Many gamers are well aware of virtual reality. The Metaverse—the term coined in Neal Stephenson’s 1992 novel Snow Crash for a persistent, shared virtual space—has inspired visions of total immersion in games ever since. Now Facebook wants to get us closer to that dream with its acquisition of Oculus VR earlier this year. Oculus is producing cutting-edge tech that makes you feel like you’re really in a virtual world, which could provide amazing new experiences. At the same time, you have to worry about privacy and safety issues that have plagued social media sites over recent years; imagine being able to stalk your friends or harass them without repercussions! It’s definitely exciting times for techies and luddites alike!

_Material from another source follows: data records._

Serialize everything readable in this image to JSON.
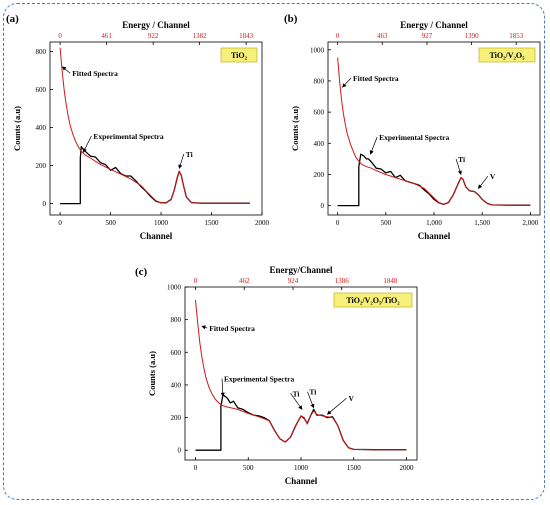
{
  "chart_data": [
    {
      "type": "line",
      "panel_label": "(a)",
      "sample_label": "TiO₂",
      "xlabel": "Channel",
      "ylabel": "Counts (a.u)",
      "top_xlabel": "Energy / Channel",
      "xlim": [
        -100,
        2000
      ],
      "ylim": [
        -60,
        850
      ],
      "x_ticks": [
        0,
        500,
        1000,
        1500,
        2000
      ],
      "x_tick_labels": [
        "0",
        "500",
        "1000",
        "1500",
        "2000"
      ],
      "y_ticks": [
        0,
        200,
        400,
        600,
        800
      ],
      "y_tick_labels": [
        "0",
        "200",
        "400",
        "600",
        "800"
      ],
      "top_ticks": [
        0,
        461,
        922,
        1382,
        1843
      ],
      "top_tick_labels": [
        "0",
        "461",
        "922",
        "1382",
        "1843"
      ],
      "annotations": [
        {
          "text": "Fitted Spectra",
          "x": 120,
          "y": 670,
          "arrow_to": [
            22,
            720
          ]
        },
        {
          "text": "Experimental Spectra",
          "x": 330,
          "y": 340,
          "arrow_to": [
            230,
            270
          ]
        },
        {
          "text": "Ti",
          "x": 1245,
          "y": 245,
          "arrow_to": [
            1180,
            185
          ]
        }
      ],
      "series": [
        {
          "name": "Fitted Spectra",
          "color": "#d01818",
          "x": [
            0,
            20,
            40,
            60,
            80,
            100,
            130,
            160,
            190,
            220,
            250,
            300,
            400,
            500,
            600,
            700,
            800,
            900,
            950,
            1000,
            1050,
            1100,
            1130,
            1160,
            1180,
            1200,
            1220,
            1250,
            1300,
            1400,
            1600,
            1800,
            1880
          ],
          "y": [
            820,
            700,
            600,
            520,
            460,
            410,
            360,
            320,
            290,
            270,
            255,
            240,
            205,
            180,
            155,
            130,
            95,
            40,
            15,
            3,
            4,
            20,
            70,
            140,
            170,
            150,
            100,
            35,
            5,
            2,
            2,
            2,
            2
          ]
        },
        {
          "name": "Experimental Spectra",
          "color": "#000000",
          "x": [
            0,
            200,
            200,
            210,
            230,
            260,
            300,
            350,
            400,
            450,
            500,
            550,
            600,
            650,
            700,
            750,
            800,
            850,
            900,
            950,
            1000,
            1050,
            1100,
            1130,
            1160,
            1180,
            1200,
            1220,
            1250,
            1300,
            1400,
            1600,
            1800,
            1880
          ],
          "y": [
            0,
            0,
            240,
            300,
            285,
            270,
            250,
            245,
            215,
            205,
            175,
            190,
            158,
            145,
            145,
            120,
            90,
            65,
            35,
            12,
            4,
            4,
            22,
            70,
            135,
            170,
            150,
            100,
            35,
            5,
            2,
            2,
            2,
            2
          ]
        }
      ]
    },
    {
      "type": "line",
      "panel_label": "(b)",
      "sample_label": "TiO₂/V₂O₅",
      "xlabel": "Channel",
      "ylabel": "Counts (a.u)",
      "top_xlabel": "Energy / Channel",
      "xlim": [
        -100,
        2100
      ],
      "ylim": [
        -60,
        1050
      ],
      "x_ticks": [
        0,
        500,
        1000,
        1500,
        2000
      ],
      "x_tick_labels": [
        "0",
        "500",
        "1,000",
        "1,500",
        "2,000"
      ],
      "y_ticks": [
        0,
        200,
        400,
        600,
        800,
        1000
      ],
      "y_tick_labels": [
        "0",
        "200",
        "400",
        "600",
        "800",
        "1000"
      ],
      "top_ticks": [
        0,
        463,
        927,
        1390,
        1853
      ],
      "top_tick_labels": [
        "0",
        "463",
        "927",
        "1390",
        "1853"
      ],
      "annotations": [
        {
          "text": "Fitted Spectra",
          "x": 160,
          "y": 800,
          "arrow_to": [
            50,
            760
          ]
        },
        {
          "text": "Experimental Spectra",
          "x": 430,
          "y": 420,
          "arrow_to": [
            340,
            330
          ]
        },
        {
          "text": "Ti",
          "x": 1250,
          "y": 280,
          "arrow_to": [
            1280,
            200
          ]
        },
        {
          "text": "V",
          "x": 1580,
          "y": 170,
          "arrow_to": [
            1460,
            110
          ]
        }
      ],
      "series": [
        {
          "name": "Fitted Spectra",
          "color": "#d01818",
          "x": [
            0,
            20,
            40,
            60,
            80,
            100,
            130,
            160,
            190,
            220,
            250,
            300,
            350,
            400,
            500,
            600,
            700,
            800,
            900,
            1000,
            1050,
            1100,
            1150,
            1200,
            1250,
            1280,
            1300,
            1330,
            1370,
            1420,
            1460,
            1500,
            1550,
            1600,
            1800,
            2000
          ],
          "y": [
            950,
            800,
            680,
            590,
            520,
            460,
            400,
            350,
            310,
            285,
            265,
            250,
            240,
            225,
            200,
            180,
            160,
            140,
            110,
            50,
            20,
            8,
            20,
            70,
            140,
            180,
            170,
            120,
            95,
            90,
            70,
            40,
            15,
            5,
            3,
            3
          ]
        },
        {
          "name": "Experimental Spectra",
          "color": "#000000",
          "x": [
            0,
            220,
            220,
            240,
            270,
            300,
            320,
            350,
            400,
            450,
            500,
            550,
            600,
            650,
            700,
            750,
            800,
            850,
            900,
            950,
            1000,
            1050,
            1100,
            1150,
            1200,
            1250,
            1280,
            1300,
            1330,
            1370,
            1420,
            1460,
            1500,
            1550,
            1600,
            1800,
            2000
          ],
          "y": [
            0,
            0,
            250,
            330,
            320,
            300,
            300,
            280,
            240,
            235,
            210,
            220,
            180,
            195,
            160,
            150,
            140,
            130,
            100,
            75,
            40,
            18,
            8,
            20,
            70,
            140,
            180,
            170,
            120,
            95,
            90,
            70,
            40,
            15,
            5,
            3,
            3
          ]
        }
      ]
    },
    {
      "type": "line",
      "panel_label": "(c)",
      "sample_label": "TiO₂/V₂O₅/TiO₂",
      "xlabel": "Channel",
      "ylabel": "Counts (a.u)",
      "top_xlabel": "Energy/Channel",
      "xlim": [
        -100,
        2100
      ],
      "ylim": [
        -60,
        1000
      ],
      "x_ticks": [
        0,
        500,
        1000,
        1500,
        2000
      ],
      "x_tick_labels": [
        "0",
        "500",
        "1000",
        "1500",
        "2000"
      ],
      "y_ticks": [
        0,
        200,
        400,
        600,
        800,
        1000
      ],
      "y_tick_labels": [
        "0",
        "200",
        "400",
        "600",
        "800",
        "1000"
      ],
      "top_ticks": [
        0,
        462,
        924,
        1386,
        1848
      ],
      "top_tick_labels": [
        "0",
        "462",
        "924",
        "1386",
        "1848"
      ],
      "annotations": [
        {
          "text": "Fitted Spectra",
          "x": 130,
          "y": 730,
          "arrow_to": [
            60,
            760
          ]
        },
        {
          "text": "Experimental Spectra",
          "x": 270,
          "y": 420,
          "arrow_to": [
            260,
            330
          ]
        },
        {
          "text": "Ti",
          "x": 920,
          "y": 330,
          "arrow_to": [
            1010,
            250
          ]
        },
        {
          "text": "Ti",
          "x": 1080,
          "y": 340,
          "arrow_to": [
            1120,
            260
          ]
        },
        {
          "text": "V",
          "x": 1450,
          "y": 300,
          "arrow_to": [
            1250,
            220
          ]
        }
      ],
      "series": [
        {
          "name": "Fitted Spectra",
          "color": "#d01818",
          "x": [
            0,
            20,
            40,
            60,
            80,
            100,
            130,
            160,
            190,
            220,
            250,
            300,
            400,
            500,
            600,
            700,
            750,
            800,
            850,
            900,
            950,
            1000,
            1030,
            1060,
            1090,
            1120,
            1150,
            1200,
            1250,
            1300,
            1350,
            1400,
            1450,
            1500,
            1700,
            2000
          ],
          "y": [
            920,
            780,
            660,
            570,
            500,
            440,
            380,
            340,
            310,
            290,
            275,
            265,
            250,
            225,
            205,
            180,
            120,
            70,
            50,
            80,
            150,
            210,
            200,
            160,
            210,
            240,
            220,
            210,
            205,
            200,
            150,
            60,
            15,
            5,
            3,
            3
          ]
        },
        {
          "name": "Experimental Spectra",
          "color": "#000000",
          "x": [
            0,
            240,
            240,
            260,
            300,
            330,
            360,
            400,
            450,
            500,
            550,
            600,
            650,
            700,
            750,
            800,
            850,
            900,
            950,
            1000,
            1030,
            1060,
            1090,
            1120,
            1150,
            1200,
            1250,
            1300,
            1350,
            1400,
            1450,
            1500,
            1700,
            2000
          ],
          "y": [
            0,
            0,
            270,
            340,
            320,
            290,
            300,
            260,
            250,
            230,
            215,
            210,
            200,
            180,
            120,
            70,
            50,
            80,
            150,
            210,
            195,
            165,
            210,
            250,
            215,
            215,
            200,
            205,
            150,
            60,
            15,
            5,
            3,
            3
          ]
        }
      ]
    }
  ]
}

Researchers at Stanford University and Beijing’s Tsinghua University predict that virtual reality may provide new opportunities for online dating, both in terms of finding a partner and actually meeting them. Because VR can generate realistic environments, users might be able to interact with representations of others in various settings, such as on a beach or flying through space. People who would normally be nervous about initiating contact with someone they’ve just met might feel more comfortable interacting virtually than in person.
4) Knowledge Sharing
The sharing of knowledge in virtual worlds is already being used to educate people in ways that are different from how schools work. For example, when students at Jefferson High School were taught about genetics using Second Life, their retention of information was nearly double that of students who learned about genetics through traditional methods. Teachers are also starting to use programs like Minecraft in classroom settings to give their students a well-rounded education. It’s no surprise that many educators see virtual worlds as one of the most effective educational tools available.